Wondering what ideas terraform labs has for making the Anchor yield sustainable. A revenue source outside of Anchor implies that they may have to build that revenue source or acquire it.

I agree that the borrowing side is the long-term issue. Remember that the loan is over-collateralized though.

Anchor is young so I’m hopeful that the attractiveness to natural borrowers will increase. It’s obviously not sustainable to offer 100-200%+ APR incentives

the lack of a compelling borrower value proposition hits the nail on the head here!

Does the problem also get solved if luna price goes up? As collateral increases, and staking yield is a function of this, and also ability to borrow against it increases. Isn’t that the big elephant in the room, luna price is a third what it was when Anchor was launched. Will be very hard at $6 to square the circle. Luna whale says 35% (presumably of free circulating luna) is bonded, at 66million which we see from the Anc dashboard.

If you take the 66m and look at smartstake liquid circ of 134.5m, it’s 48% of liq circulating. Not sure there is much more borrowing headroom regardless of solutions to drive it from luna, at $6 or less.

Seems like Deposits on Anc at the moment going up $10m a day. Proper growth. Should this filter back to the positive feedback loop on Luna price?

I’d vote for number 1 here - should buy us time for a v2 (with improved mechanisms to incentivize borrows).

@ryanology045

Tapping into the Terra community pool would be a great one time boost to the Anchor yield reserve that can give depositors a greater confidence that high yields are not going away anytime soon. The success of Pylon depends on Anchor’s ability to generate a high and at least somewhat stable yield. If that ceases to be true even for a day, there could be some terrible consequences that ripple across all of the protocols that rely on Anchor’s stable yield.
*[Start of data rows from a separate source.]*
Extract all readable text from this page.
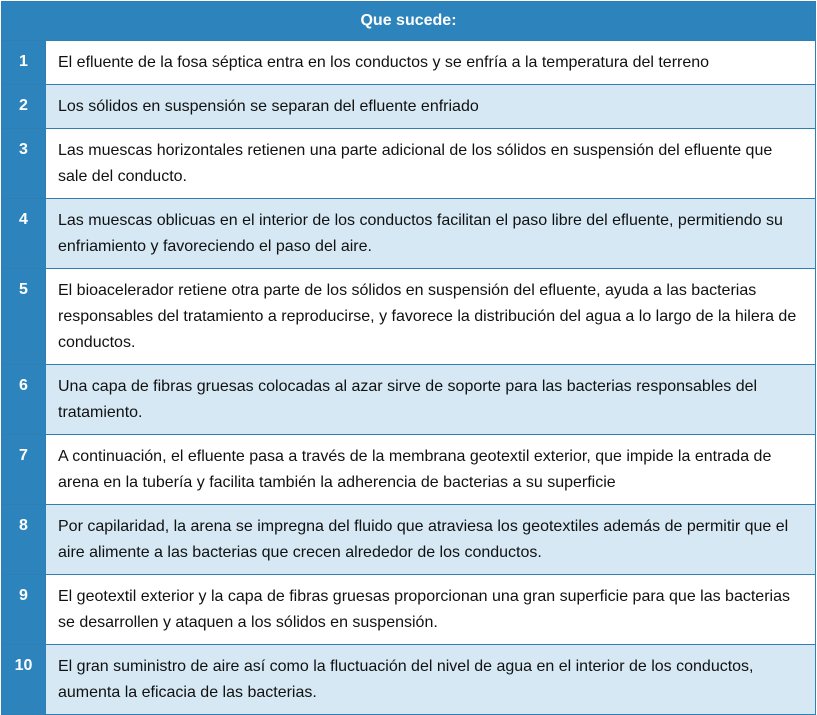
Que sucede:	
1	El efluente de la fosa séptica entra en los conductos y se enfría a la temperatura del terreno
2	Los sólidos en suspensión se separan del efluente enfriado
3	Las muescas horizontales retienen una parte adicional de los sólidos en suspensión del efluente que sale del conducto.
4	Las muescas oblicuas en el interior de los conductos facilitan el paso libre del efluente, permitiendo su enfriamiento y favoreciendo el paso del aire.
5	El bioacelerador retiene otra parte de los sólidos en suspensión del efluente, ayuda a las bacterias responsables del tratamiento a reproducirse, y favorece la distribución del agua a lo largo de la hilera de conductos.
6	Una capa de fibras gruesas colocadas al azar sirve de soporte para las bacterias responsables del tratamiento.
7	A continuación, el efluente pasa a través de la membrana geotextil exterior, que impide la entrada de arena en la tubería y facilita también la adherencia de bacterias a su superficie
8	Por capilaridad, la arena se impregna del fluido que atraviesa los geotextiles además de permitir que el aire alimente a las bacterias que crecen alrededor de los conductos.
9	El geotextil exterior y la capa de fibras gruesas proporcionan una gran superficie para que las bacterias se desarrollen y ataquen a los sólidos en suspensión.
10	El gran suministro de aire así como la fluctuación del nivel de agua en el interior de los conductos, aumenta la eficacia de las bacterias.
From a practical standpoint, I imagine we can’t have ANC stakers alone vote on “raiding the Terra community pool” right? Do we also need a vote from LUNA stakers as well?

I assume using the Terra community pool requires a Terra community vote. I posted a topic on the subject on Agorra. Join the discussion over there: Capitalizing Anchor's Reserves - Governance - Terra Research Forum

Need alternative revenue sources besides borrowing. For most people, once you get burned (liquidated) once you don’t want to do it again.

These high borrows yields aren’t enough for people now.

I said in other threads to just duplicate Orion’s mechanism into ANC or drop to 15%.

Primary goal is sustainability, because nothing matters if isn’t.

That’s a really bad approach my man. With yields as high as they are for borrowing on Anchor, you can get liquidated multiple times in a year and still come out ahead.